For me and teling people about my ms, I told a few of my work colleagues mainly due to the fact that I travelled abroad with some of them and I was carrying injections, some of us would twin in hotel and because my job involved staying away so much with colleagues I felt some needed to know - told them in hotel bar where several bottles of fizz made it easier (all bar hangover’s) but then alot of people I worked with for 20yrs never knew. For the majority of my ms journey my ms hasn’t /isn’t visible.
I’ve now changed my dmt to Ocrevus infusion and I’m now isolating having had the 2nd part of the 1st infusion and not due the next infusion until September; infusion went well and I’ve not had any side effects/niggles. With this treatment it’s 1 infusion every 6 months so for me it doesn’t impact me on a daily, weekly, monthly basis which for me is a better option but thats just me.

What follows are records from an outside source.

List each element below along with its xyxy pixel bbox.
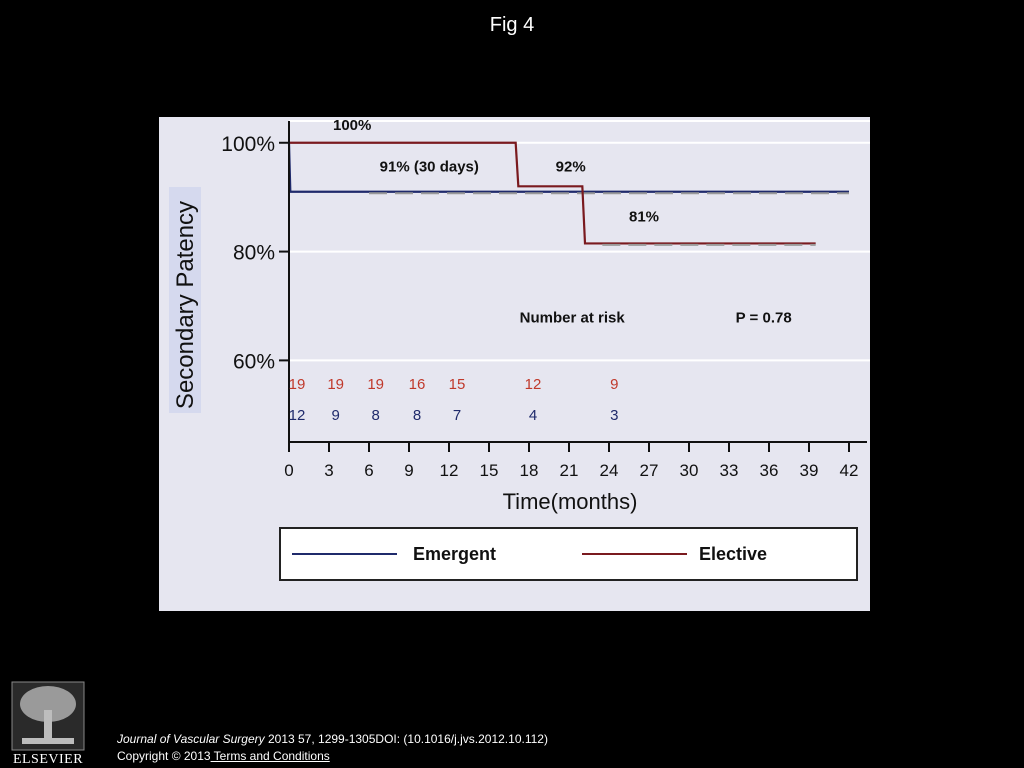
y-tick-label: 60% [233,350,275,373]
x-tick-label: 15 [480,461,499,480]
x-tick-label: 39 [800,461,819,480]
journal-name: Journal of Vascular Surgery [117,732,265,746]
x-tick-label: 6 [364,461,373,480]
x-tick-label: 21 [560,461,579,480]
kaplan-meier-chart: Secondary Patency 100%80%60%0 3 6 9 12 15 18 21… [169,117,870,581]
x-tick-label: 12 [440,461,459,480]
legend: Emergent Elective [279,527,858,581]
risk-elective-value: 15 [449,376,466,393]
risk-emergent-value: 3 [610,407,618,424]
risk-emergent-value: 8 [371,407,379,424]
x-tick-label: 36 [760,461,779,480]
citation-line: Journal of Vascular Surgery 2013 57, 129… [117,731,548,748]
x-tick-label: 33 [720,461,739,480]
x-tick-label: 0 [284,461,293,480]
risk-emergent-value: 9 [331,407,339,424]
copyright-line: Copyright © 2013 Terms and Conditions [117,748,548,765]
ylabel: Secondary Patency [172,201,199,409]
x-tick-label: 27 [640,461,659,480]
risk-elective-value: 9 [610,376,618,393]
risk-elective-value: 16 [409,376,426,393]
y-tick-label: 80% [233,242,275,265]
citation-details: 2013 57, 1299-1305DOI: (10.1016/j.jvs.20… [264,732,548,746]
risk-elective-value: 12 [525,376,542,393]
xlabel: Time(months) [503,489,638,514]
risk-emergent-value: 7 [453,407,461,424]
annotation-3: 81% [629,209,659,226]
annotation-5: P = 0.78 [736,309,792,326]
annotation-1: 91% (30 days) [380,159,479,176]
x-tick-label: 18 [520,461,539,480]
terms-link[interactable]: Terms and Conditions [210,749,330,763]
annotation-4: Number at risk [520,309,626,326]
risk-emergent-value: 4 [529,407,537,424]
citation: Journal of Vascular Surgery 2013 57, 129… [117,731,548,765]
publisher-logo-text: ELSEVIER [12,752,84,767]
series-line-elective [289,141,816,245]
x-tick-label: 9 [404,461,413,480]
x-tick-label: 3 [324,461,333,480]
legend-label-elective: Elective [699,544,767,564]
annotation-2: 92% [556,159,586,176]
risk-elective-value: 19 [327,376,344,393]
legend-label-emergent: Emergent [413,544,496,564]
copyright-text: Copyright © 2013 [117,749,211,763]
y-tick-label: 100% [221,133,275,156]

Take care and look after yourself
Vke
Me too. I’m in no hurry to come off that either.
Thanx all for coming back.
Today I am in the ‘why me’ mode, still in the ‘everything is MS mode too🤦♀️. Even though I’ve kinda ‘known’ for a long time , someone else confirming that is tough.
Just an interesting question- when I started on HRT about 4 years ago , it massively helped with all my symptoms, which have turned out to be MS. I note on here too that many of us lasses are being diagnosed after 50 ergo menopausal. I must confess to overusing the Oestrogen as the more I slap on the more nimble I feel- what’s the link- anyone know?
You may find of interest info from this reputable source. Prof Giovannoni is a useful source of high quality info for many of us.
Thank you. Yes, I thought so. My GP recently asked me “ when are you thinking of stopping”. Response= I’m not . The difference in me when I started it was incredible. Life changing even.